Like you said, it would unfortunately be unmaintainable, requiring a fork of CPython. Aggressive optimizations like this could go into pypy, but IMO CPython is still trying to be a "reasonably readable" reference implementation.

I think the time is currently best spent trying to push more of the work back into native code, extending the simple filtering that's in there now to also handle mutation (similar to jq), reducing the amount of back-and-forth with the interpreter.

ufo · on Oct 8, 2019

This whole discussion makes me thing that perhaps there would be a point in parsing JSON into a "JSON database" object instead of a tree of individual hashmaps. In theory it would allow for a more memory efficient representation and more faster search or transformation operations.

weberc2 · on Oct 8, 2019

> so if you're parsing a lot of small JSON files, whatever difference in speed the JSON parser makes is masked somewhat by the interpreter overhead

Does this vary based on the size/quantity of the input JSON files? I would expect this to hold regardless of size/quantity of the input files? Further, isn't CPython's implementation already native code? If so, I would expect the bottleneck to be allocating the output objects or pressure on the GC or something?

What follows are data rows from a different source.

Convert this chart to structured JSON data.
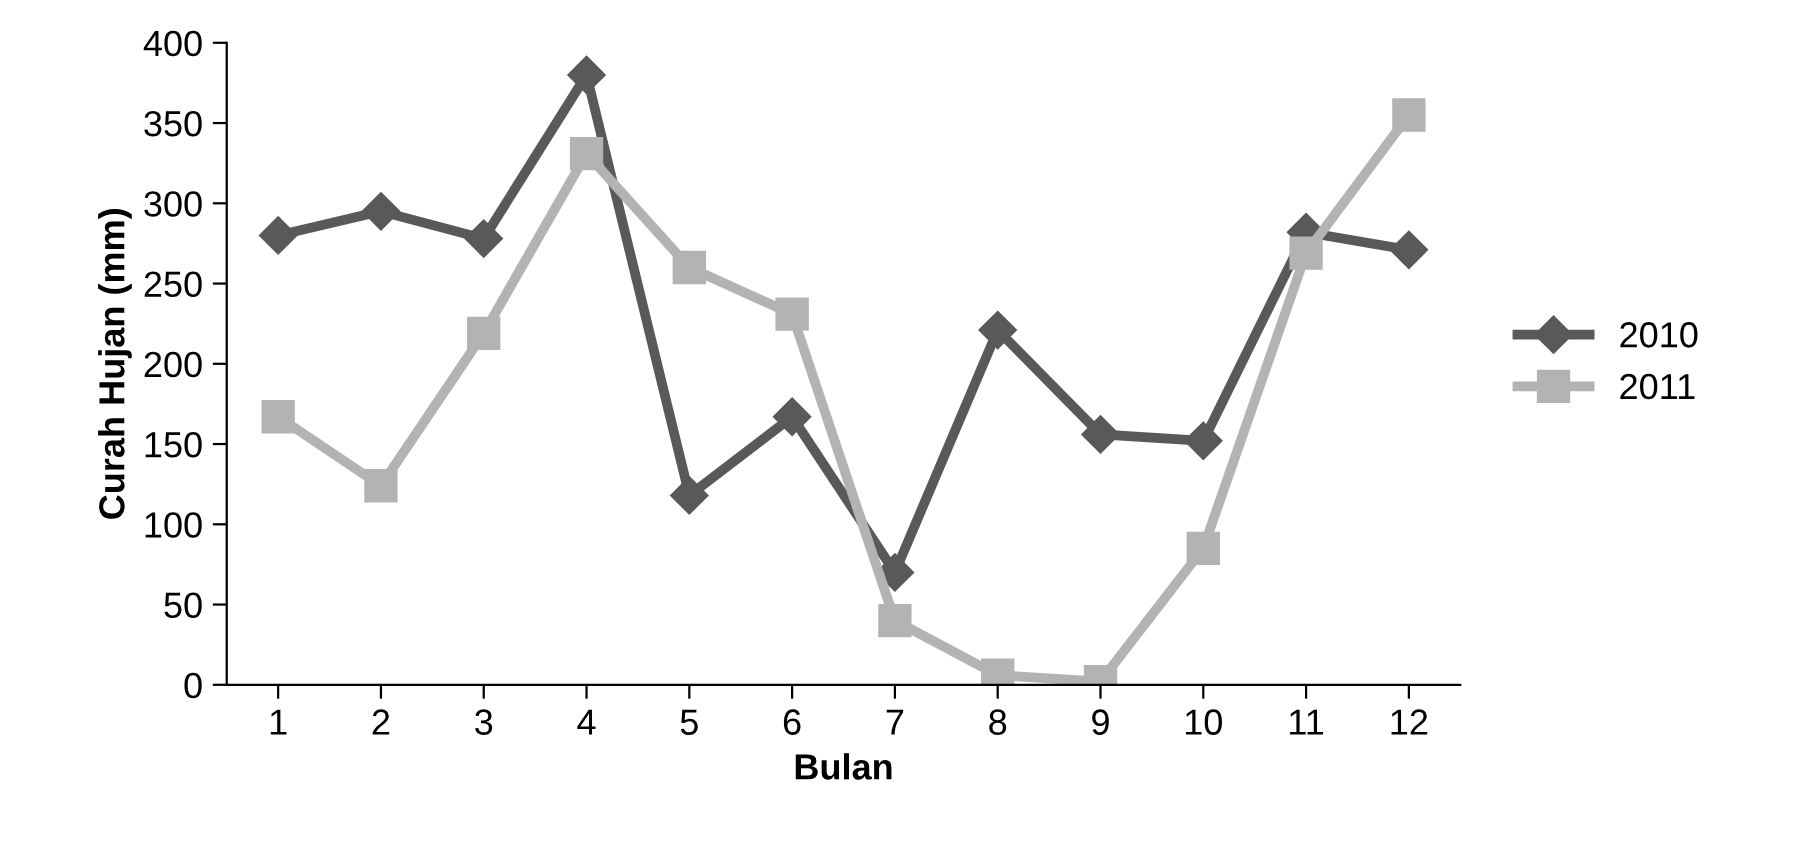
{
  "chart_data": {
    "type": "line",
    "xlabel": "Bulan",
    "ylabel": "Curah Hujan (mm)",
    "categories": [
      "1",
      "2",
      "3",
      "4",
      "5",
      "6",
      "7",
      "8",
      "9",
      "10",
      "11",
      "12"
    ],
    "series": [
      {
        "name": "2010",
        "color": "#595959",
        "marker": "diamond",
        "values": [
          280,
          295,
          278,
          380,
          118,
          167,
          70,
          221,
          156,
          152,
          282,
          271
        ]
      },
      {
        "name": "2011",
        "color": "#b3b3b3",
        "marker": "square",
        "values": [
          167,
          124,
          219,
          331,
          260,
          231,
          40,
          6,
          2,
          85,
          269,
          355
        ]
      }
    ],
    "ylim": [
      0,
      400
    ],
    "yticks": [
      0,
      50,
      100,
      150,
      200,
      250,
      300,
      350,
      400
    ],
    "grid": false,
    "legend": "right",
    "line_style": "solid"
  }
}
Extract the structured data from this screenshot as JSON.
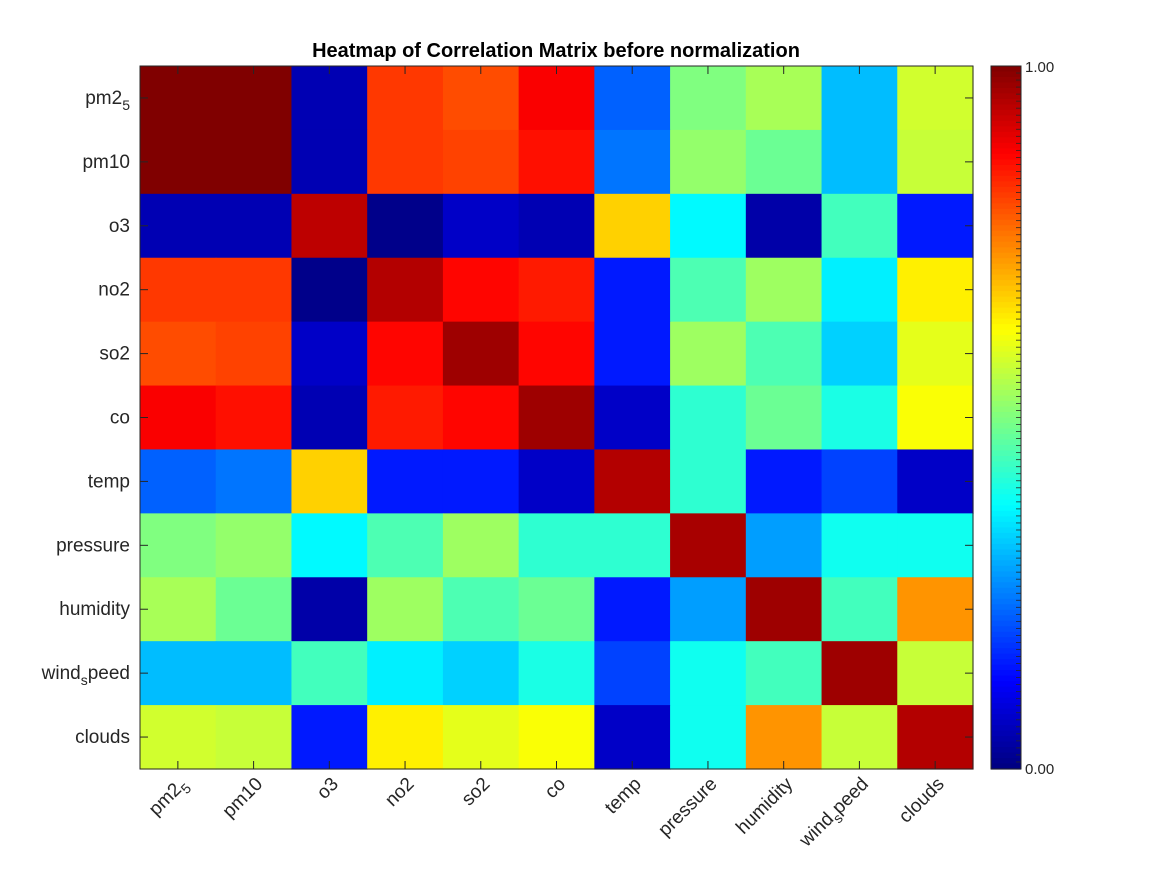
{
  "chart_data": {
    "type": "heatmap",
    "title": "Heatmap of Correlation Matrix before normalization",
    "colormap": "jet",
    "clim": [
      0,
      1
    ],
    "row_labels": [
      {
        "base": "pm2",
        "sub": "5"
      },
      {
        "base": "pm10",
        "sub": ""
      },
      {
        "base": "o3",
        "sub": ""
      },
      {
        "base": "no2",
        "sub": ""
      },
      {
        "base": "so2",
        "sub": ""
      },
      {
        "base": "co",
        "sub": ""
      },
      {
        "base": "temp",
        "sub": ""
      },
      {
        "base": "pressure",
        "sub": ""
      },
      {
        "base": "humidity",
        "sub": ""
      },
      {
        "base": "wind",
        "sub": "s",
        "tail": "peed"
      },
      {
        "base": "clouds",
        "sub": ""
      }
    ],
    "col_labels": [
      {
        "base": "pm2",
        "sub": "5"
      },
      {
        "base": "pm10",
        "sub": ""
      },
      {
        "base": "o3",
        "sub": ""
      },
      {
        "base": "no2",
        "sub": ""
      },
      {
        "base": "so2",
        "sub": ""
      },
      {
        "base": "co",
        "sub": ""
      },
      {
        "base": "temp",
        "sub": ""
      },
      {
        "base": "pressure",
        "sub": ""
      },
      {
        "base": "humidity",
        "sub": ""
      },
      {
        "base": "wind",
        "sub": "s",
        "tail": "peed"
      },
      {
        "base": "clouds",
        "sub": ""
      }
    ],
    "values": [
      [
        1.0,
        1.0,
        0.05,
        0.82,
        0.8,
        0.88,
        0.22,
        0.5,
        0.54,
        0.31,
        0.58
      ],
      [
        1.0,
        1.0,
        0.05,
        0.82,
        0.81,
        0.86,
        0.24,
        0.52,
        0.48,
        0.31,
        0.57
      ],
      [
        0.05,
        0.05,
        0.94,
        0.01,
        0.07,
        0.05,
        0.67,
        0.37,
        0.04,
        0.44,
        0.15
      ],
      [
        0.82,
        0.82,
        0.01,
        0.95,
        0.87,
        0.85,
        0.15,
        0.45,
        0.53,
        0.36,
        0.64
      ],
      [
        0.8,
        0.81,
        0.07,
        0.87,
        0.97,
        0.87,
        0.15,
        0.53,
        0.45,
        0.33,
        0.6
      ],
      [
        0.88,
        0.86,
        0.05,
        0.85,
        0.87,
        0.97,
        0.07,
        0.42,
        0.48,
        0.4,
        0.62
      ],
      [
        0.22,
        0.24,
        0.67,
        0.15,
        0.15,
        0.07,
        0.95,
        0.42,
        0.15,
        0.19,
        0.07
      ],
      [
        0.5,
        0.52,
        0.37,
        0.45,
        0.53,
        0.42,
        0.42,
        0.96,
        0.28,
        0.39,
        0.39
      ],
      [
        0.54,
        0.48,
        0.04,
        0.53,
        0.45,
        0.48,
        0.15,
        0.28,
        0.97,
        0.44,
        0.73
      ],
      [
        0.31,
        0.31,
        0.44,
        0.36,
        0.33,
        0.4,
        0.19,
        0.39,
        0.44,
        0.97,
        0.57
      ],
      [
        0.58,
        0.57,
        0.15,
        0.64,
        0.6,
        0.62,
        0.07,
        0.39,
        0.73,
        0.57,
        0.95
      ]
    ],
    "colorbar": {
      "min_label": "0.00",
      "max_label": "1.00"
    }
  }
}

AaronFriel · on Oct 8, 2019

Of course, the smaller the JSON file, the shorter the amount of time spent in native code, and proportionally more time will be spent in the interpreter around whatever looping construct is used to feed data into json.loads (and presumably process that data).

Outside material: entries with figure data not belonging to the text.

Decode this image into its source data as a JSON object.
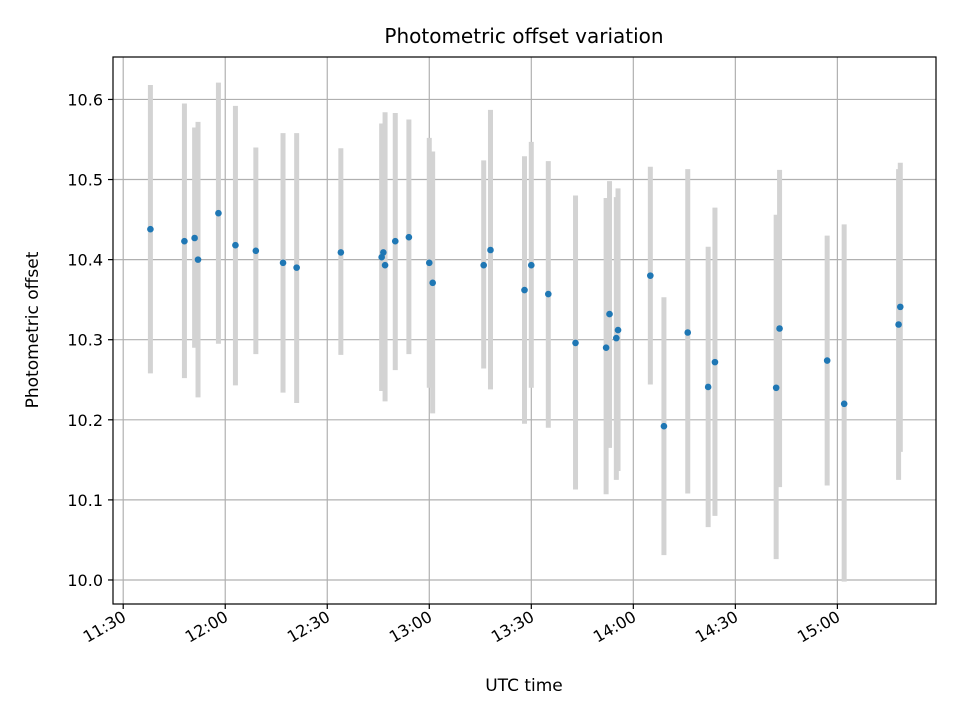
{
  "chart_data": {
    "type": "scatter",
    "title": "Photometric offset variation",
    "xlabel": "UTC time",
    "ylabel": "Photometric offset",
    "x_ticks": [
      "11:30",
      "12:00",
      "12:30",
      "13:00",
      "13:30",
      "14:00",
      "14:30",
      "15:00"
    ],
    "y_ticks": [
      "10.0",
      "10.1",
      "10.2",
      "10.3",
      "10.4",
      "10.5",
      "10.6"
    ],
    "xlim": [
      "11:27",
      "15:29"
    ],
    "ylim": [
      9.97,
      10.653
    ],
    "grid": true,
    "colors": {
      "point": "#1f77b4",
      "errorbar": "#d3d3d3"
    },
    "points": [
      {
        "x": "11:38",
        "y": 10.438,
        "lo": 10.258,
        "hi": 10.618
      },
      {
        "x": "11:48",
        "y": 10.423,
        "lo": 10.252,
        "hi": 10.595
      },
      {
        "x": "11:51",
        "y": 10.427,
        "lo": 10.29,
        "hi": 10.565
      },
      {
        "x": "11:52",
        "y": 10.4,
        "lo": 10.228,
        "hi": 10.572
      },
      {
        "x": "11:58",
        "y": 10.458,
        "lo": 10.295,
        "hi": 10.621
      },
      {
        "x": "12:03",
        "y": 10.418,
        "lo": 10.243,
        "hi": 10.592
      },
      {
        "x": "12:09",
        "y": 10.411,
        "lo": 10.282,
        "hi": 10.54
      },
      {
        "x": "12:17",
        "y": 10.396,
        "lo": 10.234,
        "hi": 10.558
      },
      {
        "x": "12:21",
        "y": 10.39,
        "lo": 10.221,
        "hi": 10.558
      },
      {
        "x": "12:34",
        "y": 10.409,
        "lo": 10.281,
        "hi": 10.539
      },
      {
        "x": "12:46",
        "y": 10.403,
        "lo": 10.236,
        "hi": 10.57
      },
      {
        "x": "12:46.5",
        "y": 10.409,
        "lo": 10.26,
        "hi": 10.558
      },
      {
        "x": "12:47",
        "y": 10.393,
        "lo": 10.223,
        "hi": 10.584
      },
      {
        "x": "12:50",
        "y": 10.423,
        "lo": 10.262,
        "hi": 10.583
      },
      {
        "x": "12:54",
        "y": 10.428,
        "lo": 10.282,
        "hi": 10.575
      },
      {
        "x": "13:00",
        "y": 10.396,
        "lo": 10.24,
        "hi": 10.552
      },
      {
        "x": "13:01",
        "y": 10.371,
        "lo": 10.208,
        "hi": 10.535
      },
      {
        "x": "13:16",
        "y": 10.393,
        "lo": 10.264,
        "hi": 10.524
      },
      {
        "x": "13:18",
        "y": 10.412,
        "lo": 10.238,
        "hi": 10.587
      },
      {
        "x": "13:28",
        "y": 10.362,
        "lo": 10.195,
        "hi": 10.529
      },
      {
        "x": "13:30",
        "y": 10.393,
        "lo": 10.24,
        "hi": 10.547
      },
      {
        "x": "13:35",
        "y": 10.357,
        "lo": 10.19,
        "hi": 10.523
      },
      {
        "x": "13:43",
        "y": 10.296,
        "lo": 10.113,
        "hi": 10.48
      },
      {
        "x": "13:52",
        "y": 10.29,
        "lo": 10.107,
        "hi": 10.477
      },
      {
        "x": "13:53",
        "y": 10.332,
        "lo": 10.165,
        "hi": 10.498
      },
      {
        "x": "13:55",
        "y": 10.302,
        "lo": 10.125,
        "hi": 10.478
      },
      {
        "x": "13:55.5",
        "y": 10.312,
        "lo": 10.136,
        "hi": 10.489
      },
      {
        "x": "14:05",
        "y": 10.38,
        "lo": 10.244,
        "hi": 10.516
      },
      {
        "x": "14:09",
        "y": 10.192,
        "lo": 10.031,
        "hi": 10.353
      },
      {
        "x": "14:16",
        "y": 10.309,
        "lo": 10.108,
        "hi": 10.513
      },
      {
        "x": "14:22",
        "y": 10.241,
        "lo": 10.066,
        "hi": 10.416
      },
      {
        "x": "14:24",
        "y": 10.272,
        "lo": 10.08,
        "hi": 10.465
      },
      {
        "x": "14:42",
        "y": 10.24,
        "lo": 10.026,
        "hi": 10.456
      },
      {
        "x": "14:43",
        "y": 10.314,
        "lo": 10.116,
        "hi": 10.512
      },
      {
        "x": "14:57",
        "y": 10.274,
        "lo": 10.118,
        "hi": 10.43
      },
      {
        "x": "15:02",
        "y": 10.22,
        "lo": 9.998,
        "hi": 10.444
      },
      {
        "x": "15:18",
        "y": 10.319,
        "lo": 10.125,
        "hi": 10.513
      },
      {
        "x": "15:18.5",
        "y": 10.341,
        "lo": 10.16,
        "hi": 10.521
      }
    ]
  }
}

    # interpreter time spent here looping
    for file_name in stuff:
        # interpreter: do stuff with file name, load file into string, etc.
        str_data = ...
        # interpreter: dispatch call to native function
        # native: actually perform json.loads
        data = json.loads(str_data)
        # interpreter: time spent processing the data
        process_data(data)

    # what happens as native time goes to zero (json parse time decreases)?
    # answer: interpreter time dominates

weberc2 · on Oct 8, 2019

So "interpreter time" is defined as "time not spent parsing JSON" and thus "the less time you spend parsing JSON the less time you spend parsing JSON"? Of course that's correct, but it's so obvious as to be unsubstantial. Surely the OP is making a more interesting point...

AaronFriel · on Oct 9, 2019

No, that's it - for most json documents, the time the interpreter spends in all the stuff surrounding (and executing) json.loads dominates the time spent in native code parsing. That's why replacing json.loads with a faster native implementation doesn't result in noticeable improvements - it's speeding up the fastest bit, and if it's already 0.1% of the wall clock time, then you can't get much more than about 0.1% faster.

PyPy is a JITed language though, so the interpreted bits are much faster. OP is making the point that Python 3/CPython is so slow that speeding up json.loads is a premature (and unnecessary) optimization.